3. Hukuk Dairesi 2020/1664 E. , 2021/468 K.
"İçtihat Metni"MAHKEMESİ :ASLİYE HUKUK MAHKEMESİ
Taraflar arasındaki tazminat davasının mahkemece yapılan yargılaması sonucunda; davanın kısmen kabulüne yönelik olarak verilen hüküm, davacılar vekili tarafından duruşmasız, davalı vekili tarafından duruşmalı olarak temyiz edilmekle; duruşma günü olarak belirlenen 26/01/2021 tarihinde davacılar vekili Av. ... geldi.

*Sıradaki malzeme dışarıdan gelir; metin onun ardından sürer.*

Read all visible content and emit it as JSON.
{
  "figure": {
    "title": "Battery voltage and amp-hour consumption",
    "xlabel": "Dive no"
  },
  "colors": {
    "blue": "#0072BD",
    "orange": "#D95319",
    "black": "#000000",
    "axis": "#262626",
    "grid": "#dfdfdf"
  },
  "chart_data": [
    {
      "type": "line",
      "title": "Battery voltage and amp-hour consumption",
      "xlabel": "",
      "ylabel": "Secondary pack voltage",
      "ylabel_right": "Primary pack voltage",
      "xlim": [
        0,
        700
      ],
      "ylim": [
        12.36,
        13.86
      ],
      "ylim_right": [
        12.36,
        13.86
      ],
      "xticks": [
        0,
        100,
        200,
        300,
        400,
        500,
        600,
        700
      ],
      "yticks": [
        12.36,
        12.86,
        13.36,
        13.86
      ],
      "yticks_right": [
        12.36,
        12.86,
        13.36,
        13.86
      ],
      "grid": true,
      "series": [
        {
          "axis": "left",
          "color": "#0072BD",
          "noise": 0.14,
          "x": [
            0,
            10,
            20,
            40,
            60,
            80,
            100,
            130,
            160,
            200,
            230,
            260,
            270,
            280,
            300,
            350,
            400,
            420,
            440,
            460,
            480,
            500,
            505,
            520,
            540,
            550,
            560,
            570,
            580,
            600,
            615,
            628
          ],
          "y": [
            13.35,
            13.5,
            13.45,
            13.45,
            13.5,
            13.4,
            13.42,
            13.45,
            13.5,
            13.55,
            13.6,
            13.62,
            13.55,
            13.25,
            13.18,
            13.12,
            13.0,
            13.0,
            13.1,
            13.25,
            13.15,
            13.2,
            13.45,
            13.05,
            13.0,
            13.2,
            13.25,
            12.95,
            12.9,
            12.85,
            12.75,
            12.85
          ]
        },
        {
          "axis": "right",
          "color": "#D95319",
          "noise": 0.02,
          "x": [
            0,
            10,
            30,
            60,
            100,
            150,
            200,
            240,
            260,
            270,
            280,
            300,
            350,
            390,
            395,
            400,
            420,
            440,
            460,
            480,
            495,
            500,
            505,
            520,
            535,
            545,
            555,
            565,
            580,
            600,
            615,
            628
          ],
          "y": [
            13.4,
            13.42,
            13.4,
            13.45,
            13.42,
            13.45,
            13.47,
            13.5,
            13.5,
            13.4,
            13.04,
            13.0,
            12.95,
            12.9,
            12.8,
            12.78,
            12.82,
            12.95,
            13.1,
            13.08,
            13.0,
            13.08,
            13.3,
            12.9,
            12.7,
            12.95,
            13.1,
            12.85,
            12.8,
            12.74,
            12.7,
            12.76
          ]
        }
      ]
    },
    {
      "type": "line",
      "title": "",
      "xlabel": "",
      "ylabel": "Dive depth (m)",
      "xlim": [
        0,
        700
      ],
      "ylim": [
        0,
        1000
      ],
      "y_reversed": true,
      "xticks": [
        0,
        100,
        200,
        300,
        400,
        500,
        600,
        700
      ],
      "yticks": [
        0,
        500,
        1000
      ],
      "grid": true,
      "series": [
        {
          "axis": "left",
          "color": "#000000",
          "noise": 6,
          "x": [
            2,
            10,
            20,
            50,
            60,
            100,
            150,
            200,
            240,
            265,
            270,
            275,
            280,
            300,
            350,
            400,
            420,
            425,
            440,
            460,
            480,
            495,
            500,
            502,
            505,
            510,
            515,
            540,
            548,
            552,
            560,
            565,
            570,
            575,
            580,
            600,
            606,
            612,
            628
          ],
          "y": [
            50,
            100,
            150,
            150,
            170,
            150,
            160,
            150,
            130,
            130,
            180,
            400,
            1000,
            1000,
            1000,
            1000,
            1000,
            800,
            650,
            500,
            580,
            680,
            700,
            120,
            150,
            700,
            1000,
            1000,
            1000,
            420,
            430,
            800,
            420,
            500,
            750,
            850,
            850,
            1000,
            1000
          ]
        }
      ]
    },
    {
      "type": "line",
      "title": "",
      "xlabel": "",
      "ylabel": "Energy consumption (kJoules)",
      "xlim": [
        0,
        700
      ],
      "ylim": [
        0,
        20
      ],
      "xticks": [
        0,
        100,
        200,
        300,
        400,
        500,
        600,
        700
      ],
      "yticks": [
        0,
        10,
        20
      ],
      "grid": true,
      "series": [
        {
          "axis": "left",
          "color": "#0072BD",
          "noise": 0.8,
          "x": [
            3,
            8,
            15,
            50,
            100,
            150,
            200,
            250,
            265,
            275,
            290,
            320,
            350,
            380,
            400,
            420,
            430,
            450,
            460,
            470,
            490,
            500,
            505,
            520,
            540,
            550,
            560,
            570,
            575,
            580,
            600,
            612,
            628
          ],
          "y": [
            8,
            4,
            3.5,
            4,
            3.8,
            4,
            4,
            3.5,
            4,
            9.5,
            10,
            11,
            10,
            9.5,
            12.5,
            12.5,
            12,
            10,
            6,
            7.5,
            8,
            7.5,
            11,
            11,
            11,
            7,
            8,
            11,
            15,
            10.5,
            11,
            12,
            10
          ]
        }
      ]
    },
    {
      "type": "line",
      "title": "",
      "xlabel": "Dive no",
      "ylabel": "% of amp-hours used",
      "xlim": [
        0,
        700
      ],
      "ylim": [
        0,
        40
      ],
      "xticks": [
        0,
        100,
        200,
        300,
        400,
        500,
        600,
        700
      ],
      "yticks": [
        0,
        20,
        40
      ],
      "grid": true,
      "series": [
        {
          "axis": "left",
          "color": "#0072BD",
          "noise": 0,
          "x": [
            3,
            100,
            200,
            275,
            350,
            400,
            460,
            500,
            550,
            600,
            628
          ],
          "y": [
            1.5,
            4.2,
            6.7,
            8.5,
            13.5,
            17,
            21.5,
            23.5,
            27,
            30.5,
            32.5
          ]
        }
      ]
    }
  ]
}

Başka gelen olmadı. Açık duruşmaya başlandı ve hazır bulunan vekilin sözlü açıklamaları dinlenildikten sonra işin incelenerek karara bağlanması için saat 14.00"e bırakılması uygun görüldüğünden, belli saatte dosyadaki bütün kağıtlar okunarak, Tetkik Hakiminin açıklamaları dinlenip, gereği düşünüldü:
Y A R G I T A Y K A R A R I
Davacılar; davacılardan ...’in 15/09/2014 tarihinde davalı şirkete ait elektrik direğinin yakınından geçtiği sırada elektrik akımına kapılarak yaralandığını, olayın meydana gelmesinde gerekli güvenlik önlemlerini almayan davalının ağır kusurlu olduğunu, kaldı ki tehlike arz eden yapı eserinin fena yapılmasından, bakımı ve işletilmesindeki eksikliklerden davalının kusursuz sorumluluğunun da bulunduğunu ileri sürerek; fazlaya ilişkin hakları saklı kalmak üzere, şimdilik davacılardan İlhan için sürekli iş gücü kaybı nedeniyle 1.000 TL maddi ve 150.000 TL manevi, İlhan"ın anne ve babası olan diğer davacılar için ayrı ayrı 50.000 TL manevi tazminatın olay tarihinden itibaren işleyecek yasal faiziyle birlikte davalıdan tahsilini talep etmişler; 07/04/2016 tarihli dilekçe ile maddi tazminat taleplerini 162.126 TL olarak belirlemişlerdir.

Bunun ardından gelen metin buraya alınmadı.